The NSF grant will allow Wade to examine new processes enabled by this new class of materials and couple them to other processes that can convert the carbon dioxide into a useful, non-fossil chemical. She also will look into technology that will allow them to use low-quality water, like saline aquifers or seawater.
“We definitely don’t want to be competing with freshwater supplies,” she said. “We don’t want to solve one problem and create another.”
Direct air capture systems will require land to contact the separators, and land to site new renewable power to operate these systems. In the Southwest and particularly in Arizona, much of the open lands are owned by sovereign Native nations. The researchers will work with Native nations, including communicating the motivation of the work, discussing various costs and how they plan to reduce those costs and collaborate on how to use the captured carbon, which can have real financial value. A company Wade is working with, for example, uses captured carbon dioxide to make ethanol and jet fuel.
“We want the tribal communities to weigh in on whether that captured carbon is of any value, and if so, in what form do they want that captured carbon to be? Do they want us to trap it permanently or turn it into a commodity?” Wade said.
Alternatively, they can look at the different types of inputs and optimize them on something that the tribal communities will value, such as treating the water used in the direct air capture process so it can be reused for agriculture.
“As we optimize these processes, we want to weight their objectives based on their input,” she said. “If possible, we want to scale the process to something that they could own and operate, as opposed to a giant oil company owning and operating it.”
DOE grant: Finding the right questions to ask
This $4.4 million, three-year grant is part of a $450 million expenditure from DOE, all aimed at the goal of developing clean energy technology and low-carbon manufacturing. NAU’s piece is a wide-ranging examination of the materials used to pull carbon out of the air—why does this process happen, how fast can it happen and how can the materials be manufactured and put to use to make direct air capture a reality.
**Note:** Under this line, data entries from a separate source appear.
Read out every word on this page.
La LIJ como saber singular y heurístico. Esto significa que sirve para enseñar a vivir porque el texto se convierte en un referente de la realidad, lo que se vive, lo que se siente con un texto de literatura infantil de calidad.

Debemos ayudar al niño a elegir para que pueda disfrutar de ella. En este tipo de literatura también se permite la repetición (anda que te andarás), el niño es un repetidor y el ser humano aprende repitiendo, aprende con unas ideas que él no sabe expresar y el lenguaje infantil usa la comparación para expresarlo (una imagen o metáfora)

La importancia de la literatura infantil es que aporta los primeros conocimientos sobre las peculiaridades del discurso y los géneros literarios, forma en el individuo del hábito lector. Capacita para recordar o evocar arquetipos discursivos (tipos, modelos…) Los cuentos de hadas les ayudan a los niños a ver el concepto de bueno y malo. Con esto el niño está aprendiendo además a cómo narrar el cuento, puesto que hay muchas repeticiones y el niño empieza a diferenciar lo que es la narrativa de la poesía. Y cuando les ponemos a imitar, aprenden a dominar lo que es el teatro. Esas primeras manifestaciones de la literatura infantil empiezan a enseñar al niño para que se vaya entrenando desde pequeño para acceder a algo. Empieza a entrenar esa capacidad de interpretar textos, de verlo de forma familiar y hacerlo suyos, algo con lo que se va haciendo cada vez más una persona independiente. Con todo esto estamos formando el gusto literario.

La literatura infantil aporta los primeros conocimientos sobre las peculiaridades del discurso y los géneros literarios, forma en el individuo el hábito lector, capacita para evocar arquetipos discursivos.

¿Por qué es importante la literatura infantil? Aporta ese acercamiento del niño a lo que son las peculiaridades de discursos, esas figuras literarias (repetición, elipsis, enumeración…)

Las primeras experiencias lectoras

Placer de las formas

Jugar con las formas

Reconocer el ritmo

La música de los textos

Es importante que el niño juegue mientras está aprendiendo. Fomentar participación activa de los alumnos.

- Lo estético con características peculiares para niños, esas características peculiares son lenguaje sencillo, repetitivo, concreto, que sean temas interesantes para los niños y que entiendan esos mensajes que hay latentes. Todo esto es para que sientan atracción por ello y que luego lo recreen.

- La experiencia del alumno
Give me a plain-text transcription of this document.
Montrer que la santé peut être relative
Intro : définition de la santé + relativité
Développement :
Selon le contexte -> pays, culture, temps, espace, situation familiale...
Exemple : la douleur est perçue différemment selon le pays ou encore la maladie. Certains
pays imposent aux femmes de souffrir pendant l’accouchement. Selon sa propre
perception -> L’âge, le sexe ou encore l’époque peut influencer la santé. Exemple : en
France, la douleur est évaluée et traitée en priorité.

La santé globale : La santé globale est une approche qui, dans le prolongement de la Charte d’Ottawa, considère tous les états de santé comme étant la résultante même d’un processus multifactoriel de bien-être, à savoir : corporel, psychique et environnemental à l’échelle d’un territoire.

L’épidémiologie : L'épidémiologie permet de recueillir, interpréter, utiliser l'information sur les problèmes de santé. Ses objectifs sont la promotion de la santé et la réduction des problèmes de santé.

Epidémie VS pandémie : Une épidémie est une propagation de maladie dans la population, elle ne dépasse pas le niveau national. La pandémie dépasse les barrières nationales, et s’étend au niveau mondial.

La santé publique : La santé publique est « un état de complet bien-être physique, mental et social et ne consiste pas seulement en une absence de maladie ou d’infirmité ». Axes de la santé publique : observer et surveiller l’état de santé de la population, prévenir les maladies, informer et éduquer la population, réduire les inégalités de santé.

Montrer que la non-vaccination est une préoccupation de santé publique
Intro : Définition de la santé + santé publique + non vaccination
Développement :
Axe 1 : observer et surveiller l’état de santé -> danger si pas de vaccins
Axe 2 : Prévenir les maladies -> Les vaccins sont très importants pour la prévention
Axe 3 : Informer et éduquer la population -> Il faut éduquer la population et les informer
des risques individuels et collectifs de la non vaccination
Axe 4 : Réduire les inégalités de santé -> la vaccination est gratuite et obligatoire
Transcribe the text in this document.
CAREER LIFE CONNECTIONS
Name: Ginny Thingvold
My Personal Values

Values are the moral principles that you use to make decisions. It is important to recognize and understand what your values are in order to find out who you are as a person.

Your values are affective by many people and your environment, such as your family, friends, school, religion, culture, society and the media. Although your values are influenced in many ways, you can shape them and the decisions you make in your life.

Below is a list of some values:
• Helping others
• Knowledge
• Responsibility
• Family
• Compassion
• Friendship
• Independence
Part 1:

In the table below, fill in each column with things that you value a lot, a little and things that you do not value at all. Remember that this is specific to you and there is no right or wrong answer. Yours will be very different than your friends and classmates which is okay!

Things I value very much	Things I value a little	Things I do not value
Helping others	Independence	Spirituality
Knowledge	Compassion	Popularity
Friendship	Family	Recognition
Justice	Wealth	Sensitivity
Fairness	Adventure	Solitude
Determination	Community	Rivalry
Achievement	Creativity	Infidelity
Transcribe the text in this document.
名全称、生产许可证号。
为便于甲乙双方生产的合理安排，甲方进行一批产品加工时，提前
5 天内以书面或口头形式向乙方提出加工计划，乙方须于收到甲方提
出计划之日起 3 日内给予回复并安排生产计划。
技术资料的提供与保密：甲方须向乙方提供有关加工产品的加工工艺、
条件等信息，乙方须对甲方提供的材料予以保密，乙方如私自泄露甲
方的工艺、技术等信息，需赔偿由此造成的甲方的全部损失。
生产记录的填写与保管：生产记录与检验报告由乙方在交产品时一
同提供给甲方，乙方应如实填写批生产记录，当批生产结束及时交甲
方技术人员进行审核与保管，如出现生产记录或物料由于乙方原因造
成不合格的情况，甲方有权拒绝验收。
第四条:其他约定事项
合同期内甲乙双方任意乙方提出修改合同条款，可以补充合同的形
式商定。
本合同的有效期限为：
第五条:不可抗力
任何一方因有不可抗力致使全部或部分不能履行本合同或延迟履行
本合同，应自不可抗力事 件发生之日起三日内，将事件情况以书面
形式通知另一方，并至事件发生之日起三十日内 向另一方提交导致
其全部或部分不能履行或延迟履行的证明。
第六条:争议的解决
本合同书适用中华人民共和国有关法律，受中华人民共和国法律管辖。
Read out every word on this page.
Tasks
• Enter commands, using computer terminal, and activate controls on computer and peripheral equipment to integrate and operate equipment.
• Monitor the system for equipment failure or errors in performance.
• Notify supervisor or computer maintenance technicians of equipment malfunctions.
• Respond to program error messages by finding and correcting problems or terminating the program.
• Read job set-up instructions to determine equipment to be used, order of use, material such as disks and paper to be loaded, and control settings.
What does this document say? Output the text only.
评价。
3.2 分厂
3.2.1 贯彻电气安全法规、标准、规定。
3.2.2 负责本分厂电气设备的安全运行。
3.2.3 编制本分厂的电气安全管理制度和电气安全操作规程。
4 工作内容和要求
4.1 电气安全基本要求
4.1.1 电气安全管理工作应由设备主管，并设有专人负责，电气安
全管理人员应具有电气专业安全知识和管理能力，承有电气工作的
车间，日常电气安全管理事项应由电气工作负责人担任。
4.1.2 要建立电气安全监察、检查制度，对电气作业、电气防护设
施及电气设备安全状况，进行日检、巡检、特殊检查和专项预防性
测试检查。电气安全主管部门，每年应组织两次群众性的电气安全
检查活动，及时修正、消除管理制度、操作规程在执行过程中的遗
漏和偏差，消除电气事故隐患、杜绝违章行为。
Nine investigators, including three from NAU, are looking into different pieces of this puzzle. They’re not testing any specific process or any kind of form for the carbon capture material; they’re just asking a lot of questions and going where the science takes them.
“We’re just trying to understand the underlying phenomenon,” Wade said. “It’s largely still a mystery of what’s going on with these moisture-responsive materials.”
This project is looking at a number of different pieces of the direct air capture process and how they may work together to make the whole process more efficient. In addition to Wade, mechanical engineering professor Heidi Feigenbaum will model structural mechanics of the materials, looking at how they strain and eventually fail when undergoing cycles of loading and unloading, and Miguel José Yacamán, Regents’ professor of applied physics and materials science, will look at the material microstructure in their native “wet” state and test how they change when temperature or moisture level changes.
The anticipated results should help researchers make better materials—either materials that capture more carbon, that release that carbon more easily, that last significantly longer, that are less resource-heavy to create or any combination of the above. All of that will move the U.S. closer to its 2030 carbon capture goal.